Last but not least, there are questions about the Trump Administration’s Europe policy, and more specifically its attitude towards the EU, which Trump himself has repeatedly labelled a foe of the US. This is a delicate and dangerous issue. Does President Trump calculate that, because Europe faces numerous challenges and is in a position of strategic dependence with Washington, he can renegotiate the transatlantic relationship from a position of strength? If so, he may be right. However, his approach of linking security and economics and openly lambasting the EU and some of its member states (notably Germany) may well encourage Europeans to push back, including through the EU.
It is certainly understandable, and even legitimate, for Europeans to stand up to Trumpian bullying, and reject the notion of a transactional relationship with the US. However, Europeans should be careful in framing their response to the US and, at any event, steer clear from the notion of resorting to other great powers (let alone China) to build up their diplomatic leverage on Washington. This could be politically suicidal, as it would prove highly divisive and corrosive within a Europe that is largely a by-product of US power. US power and US strategy played a key role in the genesis of the European Community, through the Marshall Plan, through US support for the re-industrialisation and re-militarisation of West Germany, and through the NATO security guarantee. This is not just ancient history. The US has also played a critical role in the configuration of today’s EU, notably through its key role in German reunification and eastern enlargement. Today, Central and Eastern European states form an integral part of the EU, and most of them see their bilateral relationship with the US as the foundation of their security and political autonomy. This links back to the underlying theme on the interdependence between internal divisions or cleavages and external penetration.

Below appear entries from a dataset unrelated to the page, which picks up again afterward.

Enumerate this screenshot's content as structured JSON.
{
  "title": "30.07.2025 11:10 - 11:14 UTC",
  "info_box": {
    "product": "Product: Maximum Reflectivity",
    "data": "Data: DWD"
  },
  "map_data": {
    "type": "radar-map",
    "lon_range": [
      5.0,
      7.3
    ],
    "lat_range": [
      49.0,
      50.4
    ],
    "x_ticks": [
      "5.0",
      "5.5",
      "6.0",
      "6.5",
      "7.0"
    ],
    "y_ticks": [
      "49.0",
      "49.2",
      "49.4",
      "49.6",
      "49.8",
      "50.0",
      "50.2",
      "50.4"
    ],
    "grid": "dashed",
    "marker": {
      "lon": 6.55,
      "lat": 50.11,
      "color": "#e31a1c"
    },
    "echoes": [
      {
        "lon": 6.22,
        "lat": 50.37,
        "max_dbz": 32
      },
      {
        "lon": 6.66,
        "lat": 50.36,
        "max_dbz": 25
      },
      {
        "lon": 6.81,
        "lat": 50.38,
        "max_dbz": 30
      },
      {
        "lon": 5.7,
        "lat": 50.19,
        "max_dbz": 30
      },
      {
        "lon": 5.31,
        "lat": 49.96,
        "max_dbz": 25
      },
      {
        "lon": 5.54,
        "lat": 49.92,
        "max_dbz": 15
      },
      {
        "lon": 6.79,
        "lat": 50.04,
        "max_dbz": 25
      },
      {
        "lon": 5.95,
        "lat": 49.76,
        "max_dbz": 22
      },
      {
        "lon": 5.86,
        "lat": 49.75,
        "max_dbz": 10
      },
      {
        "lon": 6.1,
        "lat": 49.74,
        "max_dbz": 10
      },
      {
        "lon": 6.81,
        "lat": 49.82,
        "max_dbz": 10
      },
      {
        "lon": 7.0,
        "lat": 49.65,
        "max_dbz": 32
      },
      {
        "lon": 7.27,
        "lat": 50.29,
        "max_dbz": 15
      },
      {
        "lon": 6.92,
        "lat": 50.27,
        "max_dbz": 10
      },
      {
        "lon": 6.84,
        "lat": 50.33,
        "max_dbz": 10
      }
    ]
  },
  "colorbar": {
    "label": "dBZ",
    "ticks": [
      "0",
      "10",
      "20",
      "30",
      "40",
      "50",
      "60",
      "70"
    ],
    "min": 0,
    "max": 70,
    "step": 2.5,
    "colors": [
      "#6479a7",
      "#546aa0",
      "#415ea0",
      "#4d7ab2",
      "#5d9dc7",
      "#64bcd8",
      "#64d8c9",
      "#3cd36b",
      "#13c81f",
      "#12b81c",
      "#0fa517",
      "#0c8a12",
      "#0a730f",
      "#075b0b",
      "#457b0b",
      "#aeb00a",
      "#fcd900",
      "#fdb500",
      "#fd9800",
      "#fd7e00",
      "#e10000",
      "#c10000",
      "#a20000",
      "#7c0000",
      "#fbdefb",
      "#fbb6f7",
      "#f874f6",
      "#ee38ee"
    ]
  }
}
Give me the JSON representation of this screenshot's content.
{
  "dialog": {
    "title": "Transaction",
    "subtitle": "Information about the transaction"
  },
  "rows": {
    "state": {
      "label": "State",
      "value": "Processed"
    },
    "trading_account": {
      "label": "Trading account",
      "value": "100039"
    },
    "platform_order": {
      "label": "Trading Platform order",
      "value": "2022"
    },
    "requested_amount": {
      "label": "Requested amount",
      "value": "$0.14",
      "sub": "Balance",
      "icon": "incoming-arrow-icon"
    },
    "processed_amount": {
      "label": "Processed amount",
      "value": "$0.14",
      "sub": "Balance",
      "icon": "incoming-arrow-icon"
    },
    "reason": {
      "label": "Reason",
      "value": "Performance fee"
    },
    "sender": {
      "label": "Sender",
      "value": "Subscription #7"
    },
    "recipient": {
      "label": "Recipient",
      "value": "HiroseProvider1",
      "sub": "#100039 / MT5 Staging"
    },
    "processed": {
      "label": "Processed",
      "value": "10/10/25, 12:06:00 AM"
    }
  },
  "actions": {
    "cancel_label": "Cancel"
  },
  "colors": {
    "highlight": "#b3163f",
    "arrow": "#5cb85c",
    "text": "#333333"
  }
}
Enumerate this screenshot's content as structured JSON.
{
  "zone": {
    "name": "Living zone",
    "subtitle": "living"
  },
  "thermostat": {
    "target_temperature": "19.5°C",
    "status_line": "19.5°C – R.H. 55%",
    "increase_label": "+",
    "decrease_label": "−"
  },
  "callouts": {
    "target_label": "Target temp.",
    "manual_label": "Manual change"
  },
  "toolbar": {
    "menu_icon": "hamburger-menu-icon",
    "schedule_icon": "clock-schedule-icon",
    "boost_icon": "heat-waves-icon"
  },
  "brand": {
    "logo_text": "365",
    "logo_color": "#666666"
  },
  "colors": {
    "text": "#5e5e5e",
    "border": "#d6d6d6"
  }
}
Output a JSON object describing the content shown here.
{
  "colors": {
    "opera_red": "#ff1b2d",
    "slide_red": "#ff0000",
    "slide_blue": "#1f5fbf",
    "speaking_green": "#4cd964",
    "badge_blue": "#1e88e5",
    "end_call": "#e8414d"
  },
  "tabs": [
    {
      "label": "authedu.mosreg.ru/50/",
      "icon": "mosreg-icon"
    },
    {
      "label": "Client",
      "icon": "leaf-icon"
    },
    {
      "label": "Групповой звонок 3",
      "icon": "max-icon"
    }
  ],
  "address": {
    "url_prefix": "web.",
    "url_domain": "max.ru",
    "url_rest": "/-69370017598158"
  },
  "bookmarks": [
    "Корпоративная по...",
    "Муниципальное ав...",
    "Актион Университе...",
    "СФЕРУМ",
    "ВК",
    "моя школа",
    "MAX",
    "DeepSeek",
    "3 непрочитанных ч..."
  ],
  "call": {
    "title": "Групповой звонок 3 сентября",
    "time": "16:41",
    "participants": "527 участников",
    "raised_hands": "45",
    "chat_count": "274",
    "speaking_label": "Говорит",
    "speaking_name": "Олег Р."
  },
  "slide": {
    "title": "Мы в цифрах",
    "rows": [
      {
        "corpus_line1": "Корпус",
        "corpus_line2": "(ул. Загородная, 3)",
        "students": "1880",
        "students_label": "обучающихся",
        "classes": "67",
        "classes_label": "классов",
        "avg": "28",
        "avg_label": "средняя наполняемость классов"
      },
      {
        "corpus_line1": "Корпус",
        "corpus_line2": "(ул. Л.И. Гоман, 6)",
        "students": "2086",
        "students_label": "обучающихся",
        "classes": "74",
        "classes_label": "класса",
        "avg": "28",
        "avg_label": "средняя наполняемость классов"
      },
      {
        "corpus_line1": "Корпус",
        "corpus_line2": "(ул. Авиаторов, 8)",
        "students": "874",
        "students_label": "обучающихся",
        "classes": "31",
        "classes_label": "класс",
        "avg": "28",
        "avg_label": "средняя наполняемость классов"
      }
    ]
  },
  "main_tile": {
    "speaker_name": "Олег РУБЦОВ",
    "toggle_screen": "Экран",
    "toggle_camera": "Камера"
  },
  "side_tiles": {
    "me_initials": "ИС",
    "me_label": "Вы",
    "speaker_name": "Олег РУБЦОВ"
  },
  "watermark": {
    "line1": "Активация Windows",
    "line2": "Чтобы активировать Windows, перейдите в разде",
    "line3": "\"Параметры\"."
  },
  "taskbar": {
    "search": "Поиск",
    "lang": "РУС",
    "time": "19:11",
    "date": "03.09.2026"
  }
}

US penetration –labelled by some as mostly benevolent or ‘empire by invitation’– remains a fact of European life. And, as the world becomes increasingly competitive, its penetration may well prove to be an insurance against worse alternative futures, at least as long as Europe’s key powers continue to reject the notion of a pan-European state –which, incidentally, could very well meet the (concerted?) opposition of Washington, Moscow and London–. To be sure, insofar as both US penetration and European strategic autonomy are relative concepts, Europeans will do well to continue to lever their economic, technological and security cooperation (notably through the EU) to mitigate the spectre of total dependence on an Asia-bound US. But as the 21st century rolls in, the key question for Europe is not whether it will be subject or object, but how to reconcile the idea of being both at the same time.